Investing in real estate can be a great way to generate passive income and build long-term wealth.
However, not everyone can afford to buy physical property, as it usually requires a large amount of capital. Moreover, not everyone can afford to invest the kind of time, money, and effort needed to maintain a real estate property.
Fortunately, it is possible for you to invest in real estate without buying actual property. Below are four strategies that can help you become a real estate investor without owning property outright.
Real estate investment trusts
Real estate investment trusts (REITs) are probably the best choice for those who want to invest in real estate without buying physical property. When you invest in an REIT, your share of money is pooled with other investors’ money and is used to buy income-generating real estate properties.
The income generated is divided and paid out to the shareholders on a quarterly or monthly basis.
REITs are mandated by the SEC to pay out 90% of their taxable income to their shareholders. Your investment in REITs thus can turn into a source of recurring income for you.

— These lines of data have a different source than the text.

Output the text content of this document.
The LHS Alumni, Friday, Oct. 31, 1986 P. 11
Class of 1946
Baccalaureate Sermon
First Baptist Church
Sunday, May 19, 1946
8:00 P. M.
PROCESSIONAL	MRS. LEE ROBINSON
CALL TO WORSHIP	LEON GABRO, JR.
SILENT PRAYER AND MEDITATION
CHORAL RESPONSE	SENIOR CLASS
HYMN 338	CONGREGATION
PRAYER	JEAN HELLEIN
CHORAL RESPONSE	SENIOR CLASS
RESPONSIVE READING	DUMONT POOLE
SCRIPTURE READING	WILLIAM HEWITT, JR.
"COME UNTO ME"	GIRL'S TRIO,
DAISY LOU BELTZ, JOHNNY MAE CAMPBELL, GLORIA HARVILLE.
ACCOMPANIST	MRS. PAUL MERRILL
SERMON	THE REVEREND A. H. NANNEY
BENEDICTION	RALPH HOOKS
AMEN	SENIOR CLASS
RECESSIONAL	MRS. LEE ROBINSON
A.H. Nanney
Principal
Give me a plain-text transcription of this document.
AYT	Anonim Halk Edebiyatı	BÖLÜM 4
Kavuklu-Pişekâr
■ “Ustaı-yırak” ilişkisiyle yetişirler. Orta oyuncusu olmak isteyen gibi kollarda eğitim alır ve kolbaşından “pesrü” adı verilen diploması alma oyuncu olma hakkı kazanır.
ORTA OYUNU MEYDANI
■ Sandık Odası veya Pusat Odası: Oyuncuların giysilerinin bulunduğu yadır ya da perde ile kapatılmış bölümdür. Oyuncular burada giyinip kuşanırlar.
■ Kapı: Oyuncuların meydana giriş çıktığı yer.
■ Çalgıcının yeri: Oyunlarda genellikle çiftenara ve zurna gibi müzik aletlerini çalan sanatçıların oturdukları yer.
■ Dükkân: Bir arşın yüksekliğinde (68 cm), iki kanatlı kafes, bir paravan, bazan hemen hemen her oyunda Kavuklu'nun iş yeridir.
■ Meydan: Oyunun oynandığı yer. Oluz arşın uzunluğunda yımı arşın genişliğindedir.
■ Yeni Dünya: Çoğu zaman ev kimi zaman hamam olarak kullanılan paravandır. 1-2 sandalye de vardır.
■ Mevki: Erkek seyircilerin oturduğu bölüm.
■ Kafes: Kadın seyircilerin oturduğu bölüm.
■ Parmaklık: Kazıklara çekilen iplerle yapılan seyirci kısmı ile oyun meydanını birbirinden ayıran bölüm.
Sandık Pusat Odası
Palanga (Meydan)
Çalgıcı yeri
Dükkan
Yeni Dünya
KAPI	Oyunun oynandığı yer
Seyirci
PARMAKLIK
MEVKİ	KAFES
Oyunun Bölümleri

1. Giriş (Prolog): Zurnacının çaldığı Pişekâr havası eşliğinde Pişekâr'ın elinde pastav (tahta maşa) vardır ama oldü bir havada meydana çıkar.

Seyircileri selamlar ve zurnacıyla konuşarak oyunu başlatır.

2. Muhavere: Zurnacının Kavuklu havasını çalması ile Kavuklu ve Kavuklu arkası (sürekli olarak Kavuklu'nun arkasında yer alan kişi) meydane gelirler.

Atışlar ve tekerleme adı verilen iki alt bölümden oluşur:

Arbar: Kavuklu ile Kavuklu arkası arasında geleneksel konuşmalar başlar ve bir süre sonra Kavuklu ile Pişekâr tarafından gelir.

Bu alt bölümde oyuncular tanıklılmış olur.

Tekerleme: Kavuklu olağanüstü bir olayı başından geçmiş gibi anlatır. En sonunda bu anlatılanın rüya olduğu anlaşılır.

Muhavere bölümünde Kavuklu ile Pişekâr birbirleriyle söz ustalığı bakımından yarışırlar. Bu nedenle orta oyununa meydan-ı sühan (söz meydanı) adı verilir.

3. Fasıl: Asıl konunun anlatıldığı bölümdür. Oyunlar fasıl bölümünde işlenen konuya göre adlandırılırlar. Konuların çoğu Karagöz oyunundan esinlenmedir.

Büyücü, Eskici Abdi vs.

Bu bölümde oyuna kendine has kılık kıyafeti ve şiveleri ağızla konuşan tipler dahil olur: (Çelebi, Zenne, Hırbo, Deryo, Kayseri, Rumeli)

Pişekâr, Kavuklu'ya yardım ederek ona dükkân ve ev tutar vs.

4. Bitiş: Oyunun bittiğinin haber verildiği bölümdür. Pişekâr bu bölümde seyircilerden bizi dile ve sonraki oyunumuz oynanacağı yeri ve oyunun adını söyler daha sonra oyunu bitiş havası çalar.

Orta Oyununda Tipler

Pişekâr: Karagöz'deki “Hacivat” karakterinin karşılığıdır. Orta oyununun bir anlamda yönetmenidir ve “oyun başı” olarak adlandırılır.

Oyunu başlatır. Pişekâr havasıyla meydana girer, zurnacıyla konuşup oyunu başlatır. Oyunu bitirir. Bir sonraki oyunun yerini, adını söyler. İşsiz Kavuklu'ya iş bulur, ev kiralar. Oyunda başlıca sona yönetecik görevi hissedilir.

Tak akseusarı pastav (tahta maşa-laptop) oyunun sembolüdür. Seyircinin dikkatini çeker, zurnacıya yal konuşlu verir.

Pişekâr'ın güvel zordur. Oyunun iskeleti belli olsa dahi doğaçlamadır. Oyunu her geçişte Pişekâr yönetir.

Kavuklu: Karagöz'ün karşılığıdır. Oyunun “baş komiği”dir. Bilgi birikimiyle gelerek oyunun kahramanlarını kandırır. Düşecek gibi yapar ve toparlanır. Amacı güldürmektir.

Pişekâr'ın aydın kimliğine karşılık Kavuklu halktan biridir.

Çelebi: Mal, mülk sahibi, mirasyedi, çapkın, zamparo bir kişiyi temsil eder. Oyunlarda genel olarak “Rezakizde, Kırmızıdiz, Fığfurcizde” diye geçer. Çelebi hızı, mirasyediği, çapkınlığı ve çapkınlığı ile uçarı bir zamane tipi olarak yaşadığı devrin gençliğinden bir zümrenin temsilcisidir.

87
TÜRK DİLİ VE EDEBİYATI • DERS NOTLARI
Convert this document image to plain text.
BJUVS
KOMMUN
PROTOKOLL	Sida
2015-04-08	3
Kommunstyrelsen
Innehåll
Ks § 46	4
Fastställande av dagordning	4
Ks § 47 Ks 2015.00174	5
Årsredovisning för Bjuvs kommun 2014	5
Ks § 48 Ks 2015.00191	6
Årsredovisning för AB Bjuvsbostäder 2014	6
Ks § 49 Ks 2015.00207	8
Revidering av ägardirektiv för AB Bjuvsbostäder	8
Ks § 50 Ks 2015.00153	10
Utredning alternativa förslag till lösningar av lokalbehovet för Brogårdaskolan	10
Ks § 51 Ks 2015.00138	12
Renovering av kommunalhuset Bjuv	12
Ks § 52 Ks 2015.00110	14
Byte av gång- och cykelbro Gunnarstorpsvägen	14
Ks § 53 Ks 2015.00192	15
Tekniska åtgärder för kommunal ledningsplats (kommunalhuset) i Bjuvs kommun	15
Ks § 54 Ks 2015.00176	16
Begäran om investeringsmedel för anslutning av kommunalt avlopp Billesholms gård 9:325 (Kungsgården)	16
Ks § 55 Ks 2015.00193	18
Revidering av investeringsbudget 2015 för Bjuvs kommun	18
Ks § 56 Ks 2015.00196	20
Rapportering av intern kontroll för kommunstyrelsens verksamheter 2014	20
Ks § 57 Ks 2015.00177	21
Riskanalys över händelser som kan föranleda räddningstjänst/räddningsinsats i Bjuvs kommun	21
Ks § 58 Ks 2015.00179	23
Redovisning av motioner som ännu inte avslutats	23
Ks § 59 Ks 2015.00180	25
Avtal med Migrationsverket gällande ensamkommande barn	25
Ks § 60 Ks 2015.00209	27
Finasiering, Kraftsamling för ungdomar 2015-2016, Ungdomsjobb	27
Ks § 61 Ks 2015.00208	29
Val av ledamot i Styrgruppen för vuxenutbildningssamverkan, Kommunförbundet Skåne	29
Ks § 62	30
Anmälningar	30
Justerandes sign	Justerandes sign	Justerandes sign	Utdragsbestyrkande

Depending on your preference, you can choose to invest in a publicly traded REIT or a privately held REIT. Generally, publicly traded REITs are considered a better choice due to their transparency and low fees.
Real estate focused funds
There are a number of exchange-traded funds, mutual funds, and index funds that invest in real estate.
Many of these funds have real estate holdings not just in the United States but also in Europe and Asia. Often, investors use real estate as a hedge to offset the performance of stocks and bonds. In the event of a significant market correction or even a recession, you might still get reliable returns from these funds.
Real estate crowdfunding
Real estate crowdfunding platforms allow small, unaccredited investors to invest in real estate and get short-term as well as long-term returns. Your initial investment can be as little as $500.
These platforms pool the investments made by individual investors and buy residential as well as commercial real estate properties.
The rental income from the properties as well as the profits made by selling the properties are divided and paid out to the investors on a quarterly or yearly basis. That too can be a reliable source of passive income.
Hard money loans
If you have cash that you can afford to lend, you can offer hard money loans to real estate investors and flippers. The investor or flipper will borrow money from you, buy the property, renovate it, and sell it to someone else. Once they do, they will repay your loan with interest.
In addition, you can become an equity partner and ask the investor or flipper to share a portion of the proceeds from selling the property instead of repaying your loan with interest.
It should be noted that lending money to flippers can be a risky proposition. It’s important to consult an attorney and create a legally valid agreement that clearly specifies the terms of the loan and protects your interests.